Programme télé de ce samedi 22 août : notre sélection

Paris, 1827. Une bande de jeunes artistes en a assez du classicisme académique et décide de tout bousculer. Autour de Victor Hugo, Alexandre Dumas et Eugène Delacroix se forme un mouvement qui va réinventer la peinture, la littérature et la musique : le romantisme. Leur credo tient en un tableau : en 1827, « La Mort de Sardanapale » de Delacroix choque le public et devient l’étendard du mouvement.
Dans la foulée, Hugo fait scandale avec « Hernani », Balzac publie « La Peau de chagrin », Berlioz compose la « Symphonie fantastique ». Une génération entière impose sa manière de voir et de créer, portée par une énergie qu’on croirait empruntée à ses voisins anglais et allemands.

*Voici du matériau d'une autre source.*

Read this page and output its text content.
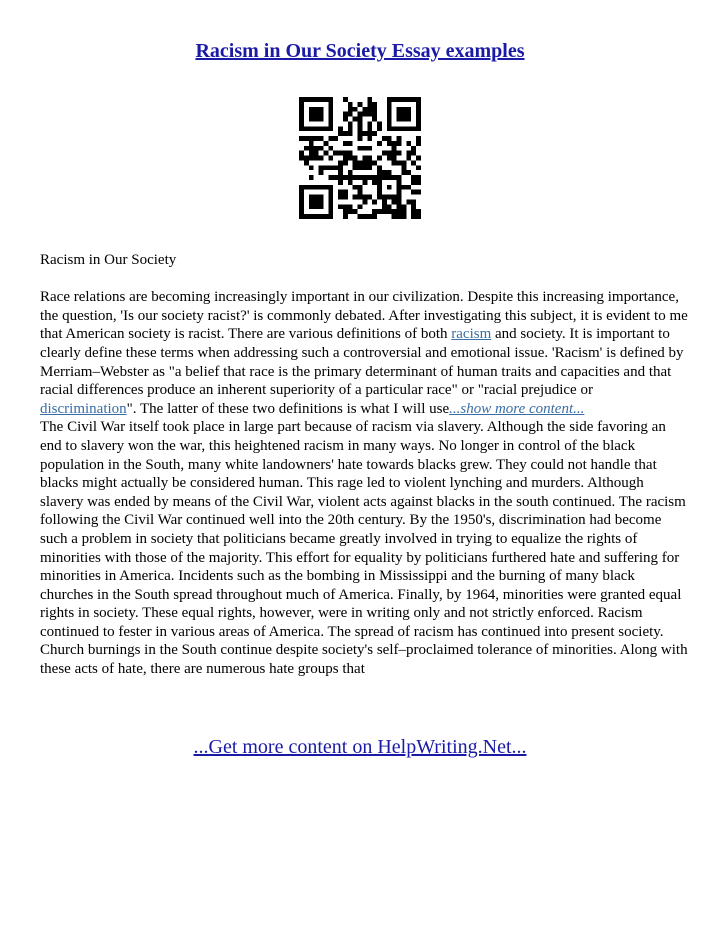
Racism in Our Society Essay examples

Racism in Our Society

Race relations are becoming increasingly important in our civilization. Despite this increasing importance, the question, 'Is our society racist?' is commonly debated. After investigating this subject, it is evident to me that American society is racist. There are various definitions of both racism and society. It is important to clearly define these terms when addressing such a controversial and emotional issue. 'Racism' is defined by Merriam–Webster as "a belief that race is the primary determinant of human traits and capacities and that racial differences produce an inherent superiority of a particular race" or "racial prejudice or discrimination". The latter of these two definitions is what I will use...show more content...

The Civil War itself took place in large part because of racism via slavery. Although the side favoring an end to slavery won the war, this heightened racism in many ways. No longer in control of the black population in the South, many white landowners' hate towards blacks grew. They could not handle that blacks might actually be considered human. This rage led to violent lynching and murders. Although slavery was ended by means of the Civil War, violent acts against blacks in the south continued. The racism following the Civil War continued well into the 20th century. By the 1950's, discrimination had become such a problem in society that politicians became greatly involved in trying to equalize the rights of minorities with those of the majority. This effort for equality by politicians furthered hate and suffering for minorities in America. Incidents such as the bombing in Mississippi and the burning of many black churches in the South spread throughout much of America. Finally, by 1964, minorities were granted equal rights in society. These equal rights, however, were in writing only and not strictly enforced. Racism continued to fester in various areas of America. The spread of racism has continued into present society. Church burnings in the South continue despite society's self–proclaimed tolerance of minorities. Along with these acts of hate, there are numerous hate groups that

...Get more content on HelpWriting.Net...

Autour du trio fondateur gravitent Chopin, Gautier, George Sand ou Berthe Morisot, chacun venu chercher dans cette effervescence de quoi inventer sa propre voix. Leurs armes ne sont pas seulement des pinceaux ou des plumes : à plusieurs reprises, elles deviennent de vraies armes, et ces jeunes gens se retrouvent souvent sur les deux fronts à la fois.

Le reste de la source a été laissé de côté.